Some members have asked about about life insurance for skydivers. One way to find out about life insurance products that may be available to skydivers is to ask around at your local drop zone or to look on the many skydiver focused social media groups which you can search for discussion threads on the subject and find out about the experiences and views of other skydivers. Please note that British Skydiving is not responsible for the content of third party sites.

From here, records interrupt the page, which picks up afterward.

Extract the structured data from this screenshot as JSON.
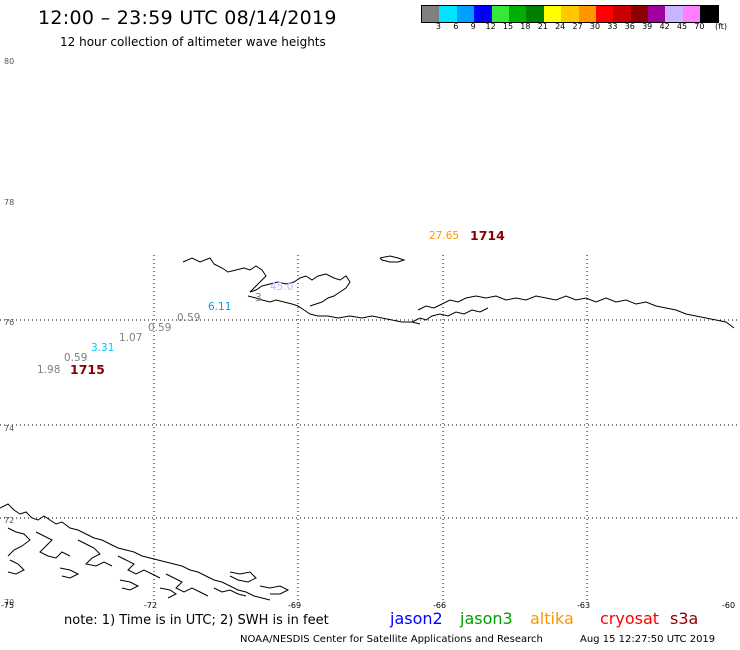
{
  "title": "12:00 – 23:59 UTC 08/14/2019",
  "subtitle": "12 hour collection of altimeter wave heights",
  "legend": {
    "colors": [
      "#808080",
      "#00e5ff",
      "#00a0ff",
      "#0000ff",
      "#38e838",
      "#00b000",
      "#008000",
      "#ffff00",
      "#ffc800",
      "#ff9600",
      "#ff0000",
      "#c80000",
      "#8b0000",
      "#a000a0",
      "#c8b4ff",
      "#ff80ff",
      "#000000"
    ],
    "labels": [
      "3",
      "6",
      "9",
      "12",
      "15",
      "18",
      "21",
      "24",
      "27",
      "30",
      "33",
      "36",
      "39",
      "42",
      "45",
      "70"
    ],
    "unit": "(ft)"
  },
  "lat_labels": [
    "80",
    "78",
    "76",
    "74",
    "72",
    "70"
  ],
  "lon_labels": [
    "-75",
    "-72",
    "-69",
    "-66",
    "-63",
    "-60"
  ],
  "observations": [
    {
      "text": "1.98",
      "color": "#808080"
    },
    {
      "text": "0.59",
      "color": "#808080"
    },
    {
      "text": "3.31",
      "color": "#00c8ff"
    },
    {
      "text": "1.07",
      "color": "#808080"
    },
    {
      "text": "0.59",
      "color": "#808080"
    },
    {
      "text": "0.59",
      "color": "#808080"
    },
    {
      "text": "6.11",
      "color": "#00a0dc"
    },
    {
      "text": "27.65",
      "color": "#ff9600"
    },
    {
      "text": "3",
      "color": "#808080"
    },
    {
      "text": "45.0",
      "color": "#c8b4ff"
    }
  ],
  "pass_times": {
    "a": "1715",
    "b": "1714"
  },
  "note": "note: 1) Time is in UTC; 2) SWH is in feet",
  "satellites": [
    {
      "name": "jason2",
      "color": "#0000ff"
    },
    {
      "name": "jason3",
      "color": "#00a000"
    },
    {
      "name": "altika",
      "color": "#ff9600"
    },
    {
      "name": "cryosat",
      "color": "#ff0000"
    },
    {
      "name": "s3a",
      "color": "#8b0000"
    }
  ],
  "credit": "NOAA/NESDIS Center for Satellite Applications and Research",
  "timestamp": "Aug 15 12:27:50 UTC 2019"
}
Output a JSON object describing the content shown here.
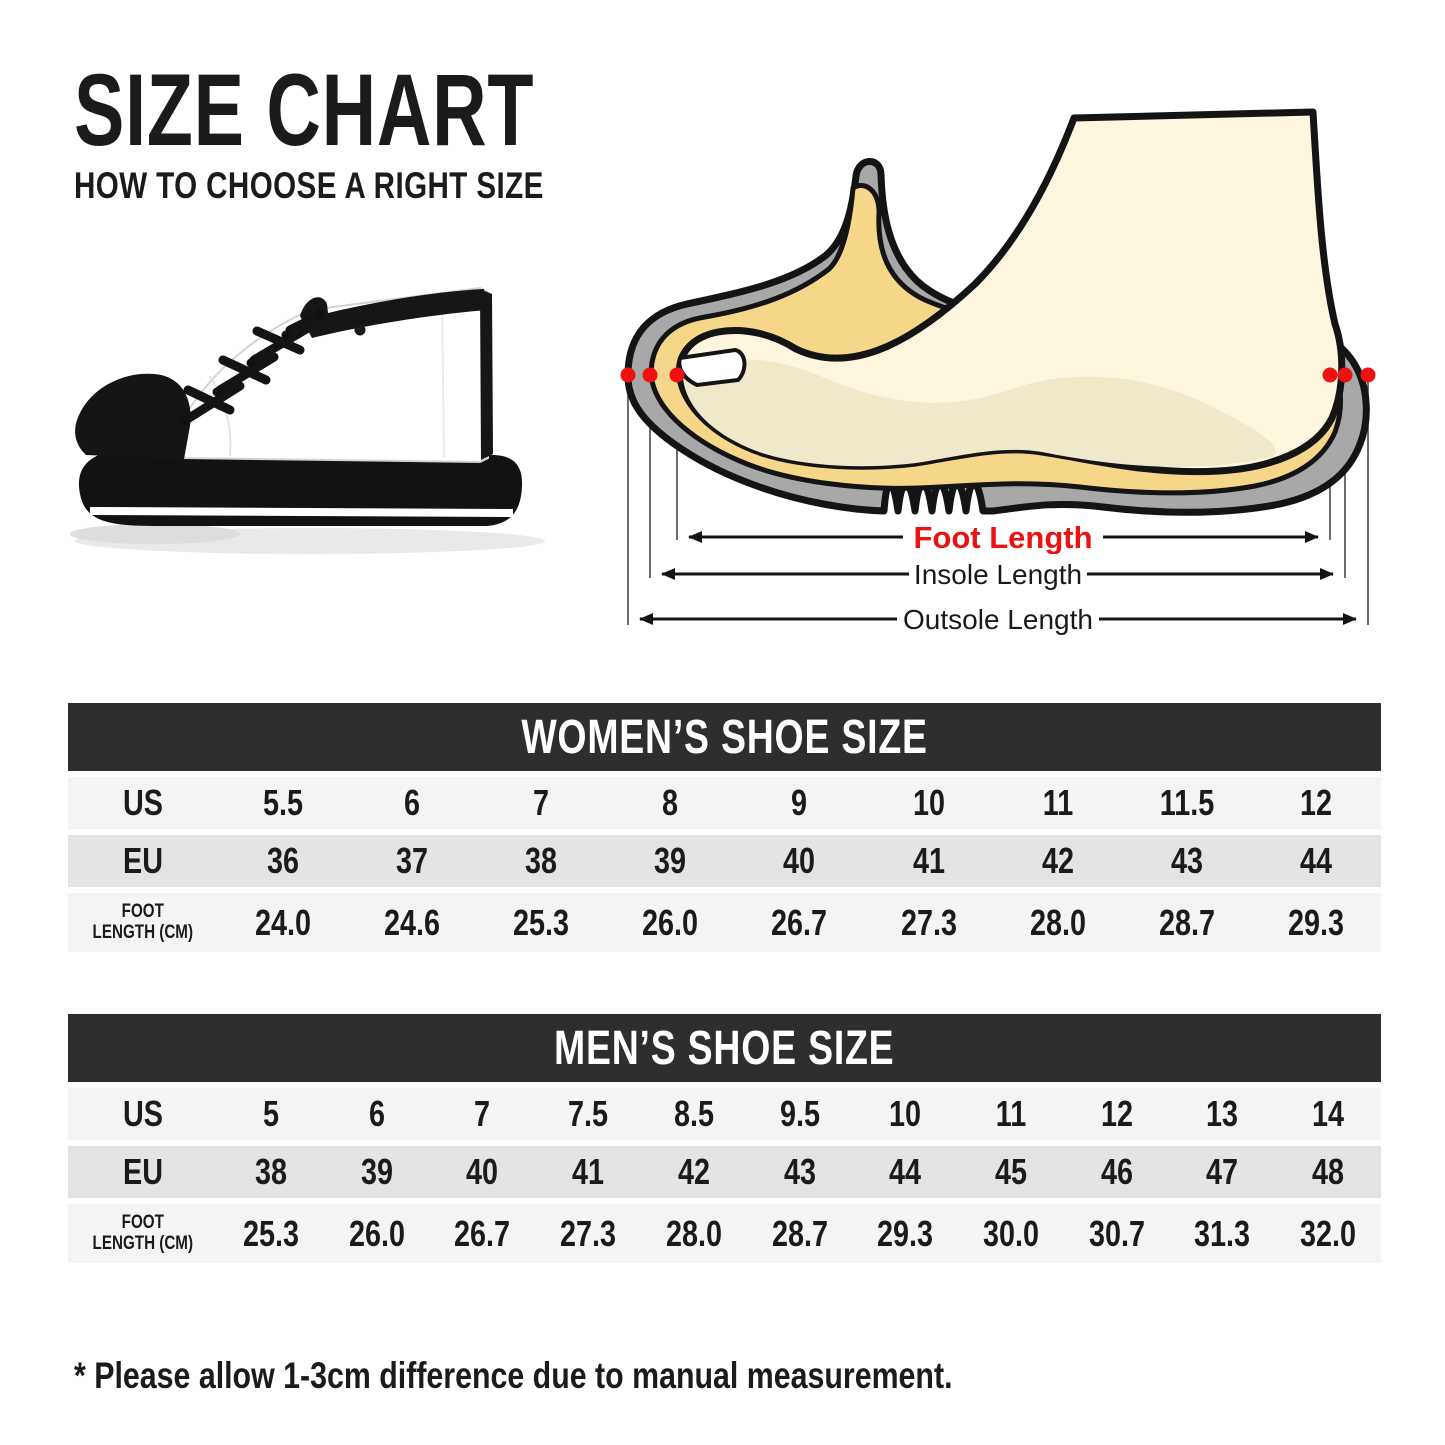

Travel, equipment and baggage
There’s also travel, baggage and equipment insurance. If you have a household policy, it may already give baggage cover or be extendable.
Single or multiple trip?
Typically, insurance is available for single or multiple trip, in various parts of the world such as Europe, USA or beyond. An annual multi-trip policy may be better value compared with a separate policy for each holiday.
Note that most general insurance policies don’t cover skydiving. Start with the skydiving and add personal accident, travel, equipment and baggage cover as required. Be wary of any offer of free travel insurance, such as for example on a credit card, as it is highly unlikely to include ‘higher risk’ activities such as skydiving.
Make a checklist and shop around
Make a checklist and go through it with the insurance company as it can be easy to forget something that later turns out to be important. Think about what is important to you and customise the checklist to your own requirements. Never be afraid to ask, however silly a question may seem. Few of us are insurance experts so if you see a jargon word or phrase, ask what it means in plain English. Getting the policy that’s right for you is your own personal responsibility, not the insurers!
The acid test of an insurance policy is when you make a claim. Find out from other skydivers about any claims they have made, how easy it has been, whether they have had problems with exclusions and so on.
Keep your policy to hand
If you do need to call on an insurance policy, remember that you may not be in a fit state. Keep your insurance details somewhere obvious, such as in your log-book holder, wallet or purse and tell others so they can find it easily in an emergency. If you are in a coma, you can’t tell anyone where it is! You might think this doesn’t bear thinking about but we can assure you that from recent experience, it’s only sensible to plan in this way. It is also worth making photocopies of all your documents to carry with you, just in case your bags are misplaced or stolen.